Kevin has edited encyclopedias, taught middle and high school history, and has a master's degree in Islamic law.

As an educator, wouldn't you appreciate a path that would make grading assignments easier, as well as showing students exactly what requires improvement? If that's what you are seeking, then rubrics could be the answer.

Straightforward Grading

As an educator, coming up with an effective grading policy is a crucial part of your job. After all, grades are not just a percentage of mastery but also provide some guidance on places for students to improve. However, despite notes and point deductions written on the same problem that incurred them, wouldn't it be nice if there was a simple way for students to quickly gaze at a piece of paper and instantly understand why they earned a certain grade? Also, for those who teach more subjective fields, wouldn't it be nice to have a way of being able to both arrive at a certain grade for a certain level of work, as well as be able to defend that mark? Luckily, grading rubrics provide just such a mechanism for teachers to do all of these things.

What Is a Rubric?

At its core, a rubric is little more than a list of how an assignment will be marked. Point values for each part of the assignment and maximum values that can be earned are displayed. Many teachers find themselves in a position where a student excels at one point of the assignment but misses the rest of it entirely. With a rubric, it can be clear why said student received a given grade.

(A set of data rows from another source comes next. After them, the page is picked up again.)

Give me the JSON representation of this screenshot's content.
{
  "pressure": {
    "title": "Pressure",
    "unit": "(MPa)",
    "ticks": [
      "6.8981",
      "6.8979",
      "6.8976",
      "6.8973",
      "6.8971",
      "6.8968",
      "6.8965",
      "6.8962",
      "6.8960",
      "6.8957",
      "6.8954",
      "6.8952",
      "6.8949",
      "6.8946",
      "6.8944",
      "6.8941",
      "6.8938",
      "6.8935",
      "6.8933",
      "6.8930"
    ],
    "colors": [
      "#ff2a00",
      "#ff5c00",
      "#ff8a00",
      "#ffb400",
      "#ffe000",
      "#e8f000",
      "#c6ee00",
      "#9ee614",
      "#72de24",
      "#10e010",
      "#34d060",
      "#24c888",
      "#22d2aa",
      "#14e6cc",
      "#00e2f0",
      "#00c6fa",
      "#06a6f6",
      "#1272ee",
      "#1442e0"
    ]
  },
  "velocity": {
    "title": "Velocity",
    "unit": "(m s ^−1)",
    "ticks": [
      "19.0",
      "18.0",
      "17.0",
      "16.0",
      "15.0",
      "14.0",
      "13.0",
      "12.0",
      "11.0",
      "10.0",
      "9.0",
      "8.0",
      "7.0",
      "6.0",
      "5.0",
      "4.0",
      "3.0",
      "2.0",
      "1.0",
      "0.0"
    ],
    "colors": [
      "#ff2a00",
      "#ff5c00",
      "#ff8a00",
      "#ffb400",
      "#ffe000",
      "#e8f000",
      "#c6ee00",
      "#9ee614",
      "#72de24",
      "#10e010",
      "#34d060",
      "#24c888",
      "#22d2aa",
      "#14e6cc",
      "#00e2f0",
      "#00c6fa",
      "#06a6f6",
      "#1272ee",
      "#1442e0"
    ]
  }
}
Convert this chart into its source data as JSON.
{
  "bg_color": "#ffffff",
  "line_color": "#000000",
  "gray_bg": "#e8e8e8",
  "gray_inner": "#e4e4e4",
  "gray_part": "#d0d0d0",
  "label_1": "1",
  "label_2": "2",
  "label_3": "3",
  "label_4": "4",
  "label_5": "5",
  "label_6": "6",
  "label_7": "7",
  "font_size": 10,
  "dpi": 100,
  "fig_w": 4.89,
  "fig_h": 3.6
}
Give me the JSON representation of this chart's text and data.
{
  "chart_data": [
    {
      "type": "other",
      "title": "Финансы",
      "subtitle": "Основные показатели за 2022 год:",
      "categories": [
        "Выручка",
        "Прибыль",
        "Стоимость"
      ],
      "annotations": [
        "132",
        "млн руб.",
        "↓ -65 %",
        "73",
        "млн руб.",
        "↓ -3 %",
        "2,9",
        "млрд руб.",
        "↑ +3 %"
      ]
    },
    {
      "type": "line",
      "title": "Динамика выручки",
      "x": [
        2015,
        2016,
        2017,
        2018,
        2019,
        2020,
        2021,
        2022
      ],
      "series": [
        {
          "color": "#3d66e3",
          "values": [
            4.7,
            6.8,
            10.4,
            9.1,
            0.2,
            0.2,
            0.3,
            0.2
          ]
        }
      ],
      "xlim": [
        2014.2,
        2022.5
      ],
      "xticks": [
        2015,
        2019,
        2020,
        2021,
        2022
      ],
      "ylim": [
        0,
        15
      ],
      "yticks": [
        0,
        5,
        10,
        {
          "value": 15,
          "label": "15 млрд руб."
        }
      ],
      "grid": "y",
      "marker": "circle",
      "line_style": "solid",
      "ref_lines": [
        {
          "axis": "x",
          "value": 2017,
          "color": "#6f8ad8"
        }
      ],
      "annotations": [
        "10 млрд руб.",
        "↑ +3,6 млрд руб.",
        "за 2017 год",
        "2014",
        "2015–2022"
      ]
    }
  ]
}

Good rubrics not only display how many points are assigned to each part of the assignment but also provide some explanation as to how the grader will reach the final point value for each blank on the rubric. For example, if grammar is worth ten points on an assignment, it could be as simple as stating that each grammatical error will result in the loss of one point of the ten. Conversely, if content is worth 30 points, more detailed explanations can be given for point values awarded at 10, 20, and 30-point intervals.

Uses of Rubrics

Given the amount of preparation needed to prepare a rubric, it is not surprising that many educators choose not to use them for every class work assignment. Instead, rubrics really find their home on more long-term projects, especially research papers and science projects. For many students, these are high-stakes assignments, which can help determine a grade for an entire term. For teachers, the sheer size of such work can make it difficult to grade without a roadmap in mind. A rubric can serve as a roadmap. Further, it allows students to double check their work according to the rubric, permitting them to maximize their own work in order to gain the highest grade possible.